The only “live” event of the festival sees Italian electroacoustic composer Caterina Barbieri and friends — or fiends! — perform in spectacular fashion at Southbank’s Queen Elizabeth Hall with visuals by MFO.

Before there’s any sight of the diminutive Barbieri, the imposing form of Norwegian saxophonist and performance artist Bendik Giske strides onto the stage in translucent heels to perform solo pieces from album Cracks.

Giske’s inimitable deconstructed approach to the sax sees him mic up the instrument to amplify every aspect of its performance, from the keys pressed to the hallucinatory caterwauling he produces.

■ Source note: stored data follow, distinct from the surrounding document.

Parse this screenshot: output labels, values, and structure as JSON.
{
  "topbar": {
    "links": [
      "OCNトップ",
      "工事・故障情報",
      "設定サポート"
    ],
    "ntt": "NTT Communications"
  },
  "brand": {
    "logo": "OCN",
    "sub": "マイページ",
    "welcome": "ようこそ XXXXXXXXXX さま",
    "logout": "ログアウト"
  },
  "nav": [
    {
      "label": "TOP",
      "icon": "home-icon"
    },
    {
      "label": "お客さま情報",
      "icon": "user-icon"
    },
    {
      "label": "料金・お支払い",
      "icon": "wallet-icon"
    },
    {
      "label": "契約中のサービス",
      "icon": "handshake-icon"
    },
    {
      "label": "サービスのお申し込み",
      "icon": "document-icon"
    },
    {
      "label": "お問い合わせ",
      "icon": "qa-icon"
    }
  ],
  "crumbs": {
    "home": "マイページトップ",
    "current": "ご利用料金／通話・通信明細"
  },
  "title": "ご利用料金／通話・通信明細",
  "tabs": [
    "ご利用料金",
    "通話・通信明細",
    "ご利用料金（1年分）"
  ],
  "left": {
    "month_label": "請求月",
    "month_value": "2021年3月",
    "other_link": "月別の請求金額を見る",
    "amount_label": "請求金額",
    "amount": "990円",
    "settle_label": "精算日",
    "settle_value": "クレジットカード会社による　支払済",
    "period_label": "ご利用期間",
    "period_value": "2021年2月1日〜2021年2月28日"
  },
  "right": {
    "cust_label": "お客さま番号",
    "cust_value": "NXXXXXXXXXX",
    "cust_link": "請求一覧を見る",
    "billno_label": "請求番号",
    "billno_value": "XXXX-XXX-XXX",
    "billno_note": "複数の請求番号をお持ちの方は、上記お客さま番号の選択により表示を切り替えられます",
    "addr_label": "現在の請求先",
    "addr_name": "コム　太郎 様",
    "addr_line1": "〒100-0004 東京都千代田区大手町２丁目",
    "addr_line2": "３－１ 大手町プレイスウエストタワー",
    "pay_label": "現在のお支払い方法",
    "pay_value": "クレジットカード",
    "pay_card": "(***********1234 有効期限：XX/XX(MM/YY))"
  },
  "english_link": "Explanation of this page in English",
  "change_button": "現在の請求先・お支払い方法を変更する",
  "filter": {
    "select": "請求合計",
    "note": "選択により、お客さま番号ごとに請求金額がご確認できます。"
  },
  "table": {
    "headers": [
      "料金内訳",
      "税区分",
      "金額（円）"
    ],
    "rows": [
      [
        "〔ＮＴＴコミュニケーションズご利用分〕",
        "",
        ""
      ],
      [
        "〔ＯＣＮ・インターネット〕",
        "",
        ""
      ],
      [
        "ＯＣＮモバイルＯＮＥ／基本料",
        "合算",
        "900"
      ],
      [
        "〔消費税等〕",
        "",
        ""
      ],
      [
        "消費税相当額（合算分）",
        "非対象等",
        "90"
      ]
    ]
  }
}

Not content with merely playing, Giske uses his sinewy physicality by writhing and contorting his body as he plays, and at one point sings in haunted tones to create a powerfully charged performance.

Barbieri then joins him onstage behind a bank of modular synthesisers where the pair launch into a heady, improvised set, before Giske takes a bow to queue the next collaborators — a vocal ensemble led by composer Evelyn Saylor.

They launch into a collaborative performance of Fantas Variation For Voices, taken from last year’s album of reworks of the hypnotic track from Ecstatic Computation.

Rounding off the night is Nkisi, a Congolese-Belgian DJ whose take on techno incorporates pan-African drum rhythms. The set makes for an abrasive finish, but already the evening has proven to be one full of surprises.

The festival continues the following night at Printworks with a lineup of DJ sets headlined by techno powerhouses Paula Temple and Helena Hauff.

Their finales, massively complemented by Berlin visual artist Theresa Baumgartner, are second to none — and hopefully bodes an unhampered return for Re-Textured next year.